NEWS
Gelar Haji Hanya Ada di Indonesia, Warisan Belanda untuk Tandai Pemberontak

SEAToday.com, Jakarta - Pemberian gelar 'haji' atau 'hajjah' untuk setiap jamaah yang baru kembali dari Tanah Suci masih menjadi tradisi yang dilestarikan hingga kini di Indonesia.
Gelar ini disematkan di depan nama jamaah haji tersebut dan kerap kali dipakai oleh banyak orang sebagai nama tambahan.
Pemberian gelar haji sendiri bermula dari zaman kolonial Belanda yang mulai digunakan pada tahun 1916. Pemberian gelar ini digagas oleh para penjajah Belanda untuk memberikan tanda atau simbol kepada setiap masyarakat Indonesia yang kembali dari Tanah Suci.
Tanda atau simbol yang diberikan Belanda ini sendiri berkaitan dengan pemberontakan gerakan Islam yang kerap berkonflik dengan Belanda saat itu.
Berbagai tokoh besar seperti KH Ahmad Dahlan pun merupakan jamaah haji yang setelah kepulangannya ke tanah air mendirikan organisasi Islam bernama Muhammadiyah.
Tokoh lainnya yang juga mendorong pergerakan Islam di tanah air pasca melaksanakan haji adalah KH Hasyim Asyari. Ia mendirikan Nahdlatul Ulama pasca tiba di tanah air.
Munculnya pergerakan Islam yang menimbulkan pemberontakan kepada kolonialisme pun membuat Belanda khawatir.
Hal ini membuat Belanda menginisiasi pemberian gelar haji bagi setiap rakyat Indonesia yang kembali dari ibadah haji agar mudah mengenali mereka jika terjadi pemberontakan.

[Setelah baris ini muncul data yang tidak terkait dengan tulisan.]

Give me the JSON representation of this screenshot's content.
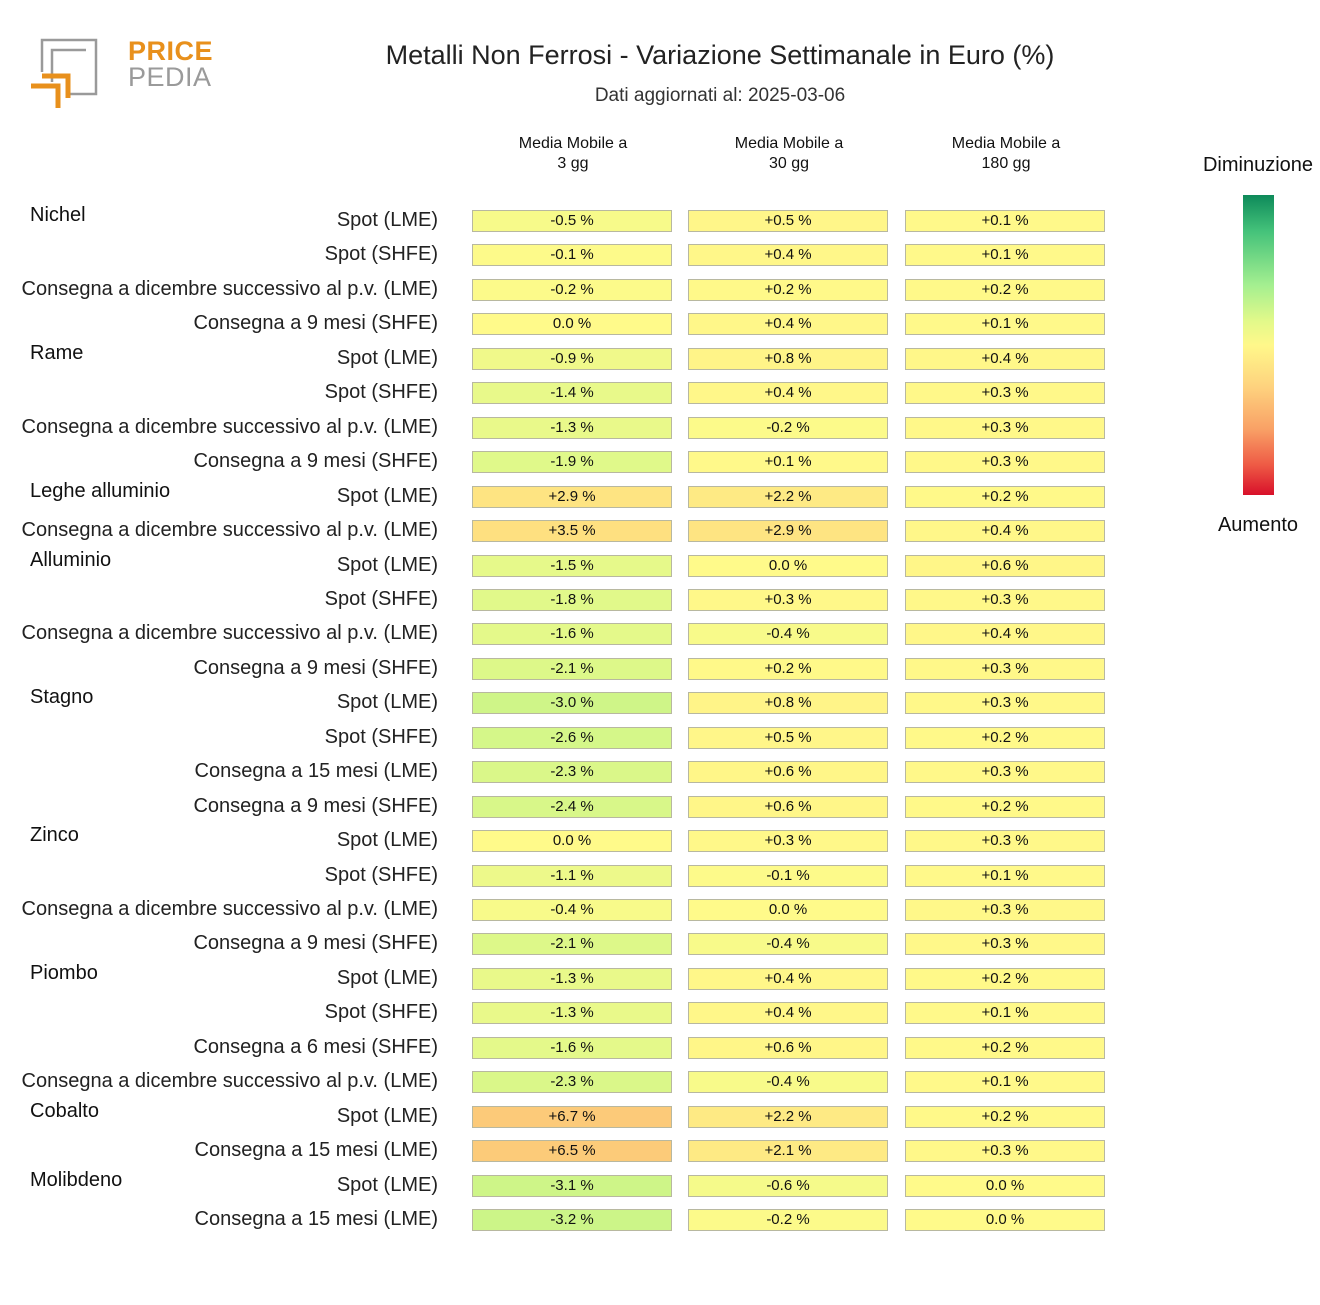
{
  "logo": {
    "line1": "PRICE",
    "line2": "PEDIA"
  },
  "header": {
    "title": "Metalli Non Ferrosi - Variazione Settimanale in Euro (%)",
    "subtitle": "Dati aggiornati al: 2025-03-06"
  },
  "legend": {
    "top_label": "Diminuzione",
    "bottom_label": "Aumento"
  },
  "colors": {
    "decrease": "#0e8a5a",
    "neutral": "#fff88a",
    "increase": "#d8102a",
    "logo_orange": "#e8901c",
    "logo_gray": "#9a9a9a"
  },
  "chart_data": {
    "type": "table",
    "columns": [
      "Media Mobile a\n3 gg",
      "Media Mobile a\n30 gg",
      "Media Mobile a\n180 gg"
    ],
    "groups": [
      {
        "metal": "Nichel",
        "rows": [
          {
            "label": "Spot (LME)",
            "values": [
              -0.5,
              0.5,
              0.1
            ],
            "texts": [
              "-0.5 %",
              "+0.5 %",
              "+0.1 %"
            ]
          },
          {
            "label": "Spot (SHFE)",
            "values": [
              -0.1,
              0.4,
              0.1
            ],
            "texts": [
              "-0.1 %",
              "+0.4 %",
              "+0.1 %"
            ]
          },
          {
            "label": "Consegna a dicembre successivo al p.v. (LME)",
            "values": [
              -0.2,
              0.2,
              0.2
            ],
            "texts": [
              "-0.2 %",
              "+0.2 %",
              "+0.2 %"
            ]
          },
          {
            "label": "Consegna a 9 mesi (SHFE)",
            "values": [
              0.0,
              0.4,
              0.1
            ],
            "texts": [
              "0.0 %",
              "+0.4 %",
              "+0.1 %"
            ]
          }
        ]
      },
      {
        "metal": "Rame",
        "rows": [
          {
            "label": "Spot (LME)",
            "values": [
              -0.9,
              0.8,
              0.4
            ],
            "texts": [
              "-0.9 %",
              "+0.8 %",
              "+0.4 %"
            ]
          },
          {
            "label": "Spot (SHFE)",
            "values": [
              -1.4,
              0.4,
              0.3
            ],
            "texts": [
              "-1.4 %",
              "+0.4 %",
              "+0.3 %"
            ]
          },
          {
            "label": "Consegna a dicembre successivo al p.v. (LME)",
            "values": [
              -1.3,
              -0.2,
              0.3
            ],
            "texts": [
              "-1.3 %",
              "-0.2 %",
              "+0.3 %"
            ]
          },
          {
            "label": "Consegna a 9 mesi (SHFE)",
            "values": [
              -1.9,
              0.1,
              0.3
            ],
            "texts": [
              "-1.9 %",
              "+0.1 %",
              "+0.3 %"
            ]
          }
        ]
      },
      {
        "metal": "Leghe alluminio",
        "rows": [
          {
            "label": "Spot (LME)",
            "values": [
              2.9,
              2.2,
              0.2
            ],
            "texts": [
              "+2.9 %",
              "+2.2 %",
              "+0.2 %"
            ]
          },
          {
            "label": "Consegna a dicembre successivo al p.v. (LME)",
            "values": [
              3.5,
              2.9,
              0.4
            ],
            "texts": [
              "+3.5 %",
              "+2.9 %",
              "+0.4 %"
            ]
          }
        ]
      },
      {
        "metal": "Alluminio",
        "rows": [
          {
            "label": "Spot (LME)",
            "values": [
              -1.5,
              0.0,
              0.6
            ],
            "texts": [
              "-1.5 %",
              "0.0 %",
              "+0.6 %"
            ]
          },
          {
            "label": "Spot (SHFE)",
            "values": [
              -1.8,
              0.3,
              0.3
            ],
            "texts": [
              "-1.8 %",
              "+0.3 %",
              "+0.3 %"
            ]
          },
          {
            "label": "Consegna a dicembre successivo al p.v. (LME)",
            "values": [
              -1.6,
              -0.4,
              0.4
            ],
            "texts": [
              "-1.6 %",
              "-0.4 %",
              "+0.4 %"
            ]
          },
          {
            "label": "Consegna a 9 mesi (SHFE)",
            "values": [
              -2.1,
              0.2,
              0.3
            ],
            "texts": [
              "-2.1 %",
              "+0.2 %",
              "+0.3 %"
            ]
          }
        ]
      },
      {
        "metal": "Stagno",
        "rows": [
          {
            "label": "Spot (LME)",
            "values": [
              -3.0,
              0.8,
              0.3
            ],
            "texts": [
              "-3.0 %",
              "+0.8 %",
              "+0.3 %"
            ]
          },
          {
            "label": "Spot (SHFE)",
            "values": [
              -2.6,
              0.5,
              0.2
            ],
            "texts": [
              "-2.6 %",
              "+0.5 %",
              "+0.2 %"
            ]
          },
          {
            "label": "Consegna a 15 mesi (LME)",
            "values": [
              -2.3,
              0.6,
              0.3
            ],
            "texts": [
              "-2.3 %",
              "+0.6 %",
              "+0.3 %"
            ]
          },
          {
            "label": "Consegna a 9 mesi (SHFE)",
            "values": [
              -2.4,
              0.6,
              0.2
            ],
            "texts": [
              "-2.4 %",
              "+0.6 %",
              "+0.2 %"
            ]
          }
        ]
      },
      {
        "metal": "Zinco",
        "rows": [
          {
            "label": "Spot (LME)",
            "values": [
              0.0,
              0.3,
              0.3
            ],
            "texts": [
              "0.0 %",
              "+0.3 %",
              "+0.3 %"
            ]
          },
          {
            "label": "Spot (SHFE)",
            "values": [
              -1.1,
              -0.1,
              0.1
            ],
            "texts": [
              "-1.1 %",
              "-0.1 %",
              "+0.1 %"
            ]
          },
          {
            "label": "Consegna a dicembre successivo al p.v. (LME)",
            "values": [
              -0.4,
              0.0,
              0.3
            ],
            "texts": [
              "-0.4 %",
              "0.0 %",
              "+0.3 %"
            ]
          },
          {
            "label": "Consegna a 9 mesi (SHFE)",
            "values": [
              -2.1,
              -0.4,
              0.3
            ],
            "texts": [
              "-2.1 %",
              "-0.4 %",
              "+0.3 %"
            ]
          }
        ]
      },
      {
        "metal": "Piombo",
        "rows": [
          {
            "label": "Spot (LME)",
            "values": [
              -1.3,
              0.4,
              0.2
            ],
            "texts": [
              "-1.3 %",
              "+0.4 %",
              "+0.2 %"
            ]
          },
          {
            "label": "Spot (SHFE)",
            "values": [
              -1.3,
              0.4,
              0.1
            ],
            "texts": [
              "-1.3 %",
              "+0.4 %",
              "+0.1 %"
            ]
          },
          {
            "label": "Consegna a 6 mesi (SHFE)",
            "values": [
              -1.6,
              0.6,
              0.2
            ],
            "texts": [
              "-1.6 %",
              "+0.6 %",
              "+0.2 %"
            ]
          },
          {
            "label": "Consegna a dicembre successivo al p.v. (LME)",
            "values": [
              -2.3,
              -0.4,
              0.1
            ],
            "texts": [
              "-2.3 %",
              "-0.4 %",
              "+0.1 %"
            ]
          }
        ]
      },
      {
        "metal": "Cobalto",
        "rows": [
          {
            "label": "Spot (LME)",
            "values": [
              6.7,
              2.2,
              0.2
            ],
            "texts": [
              "+6.7 %",
              "+2.2 %",
              "+0.2 %"
            ]
          },
          {
            "label": "Consegna a 15 mesi (LME)",
            "values": [
              6.5,
              2.1,
              0.3
            ],
            "texts": [
              "+6.5 %",
              "+2.1 %",
              "+0.3 %"
            ]
          }
        ]
      },
      {
        "metal": "Molibdeno",
        "rows": [
          {
            "label": "Spot (LME)",
            "values": [
              -3.1,
              -0.6,
              0.0
            ],
            "texts": [
              "-3.1 %",
              "-0.6 %",
              "0.0 %"
            ]
          },
          {
            "label": "Consegna a 15 mesi (LME)",
            "values": [
              -3.2,
              -0.2,
              0.0
            ],
            "texts": [
              "-3.2 %",
              "-0.2 %",
              "0.0 %"
            ]
          }
        ]
      }
    ]
  }
}
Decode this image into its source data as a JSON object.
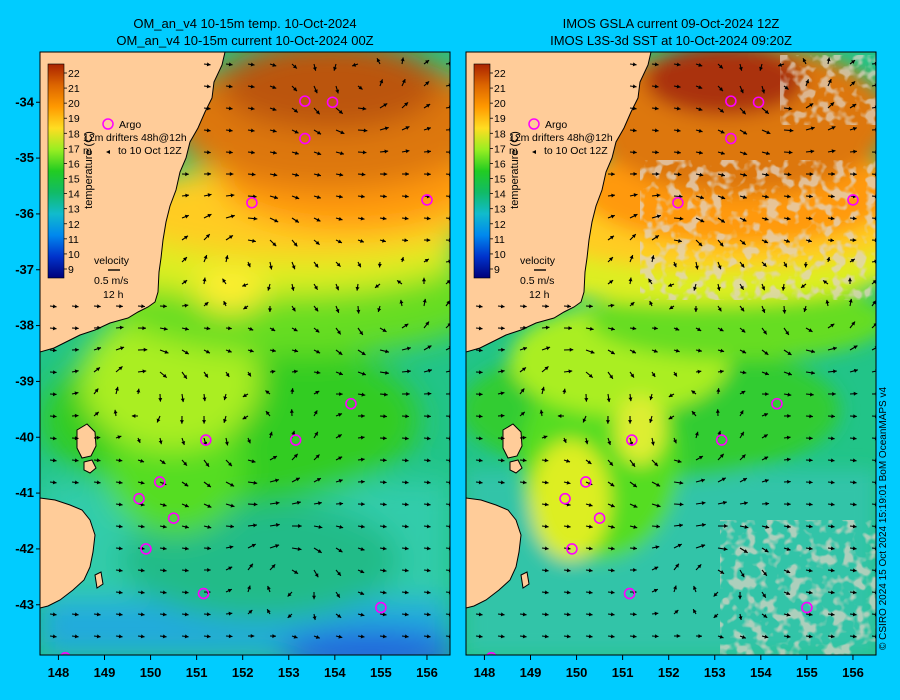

Selain itu, kebanyakan orang yang kembali dari ibadah haji saat itu dianggap sebagai orang suci, sehingga pendapat mereka lebih didengarkan.
Fakta ini pun menambah kekhawatiran Belanda karena menduga akan muncul gerakan Islam lainnya yang siap mendobrak kolonialisme saat itu.
Namun ternyata, pemberian gelar haji ini hanya berlaku di Indonesia. Tidak ada pemberian gelar haji di negara lain, khususnya Timur Tengah setelah masyarakatnya melakukan keberangkatan haji.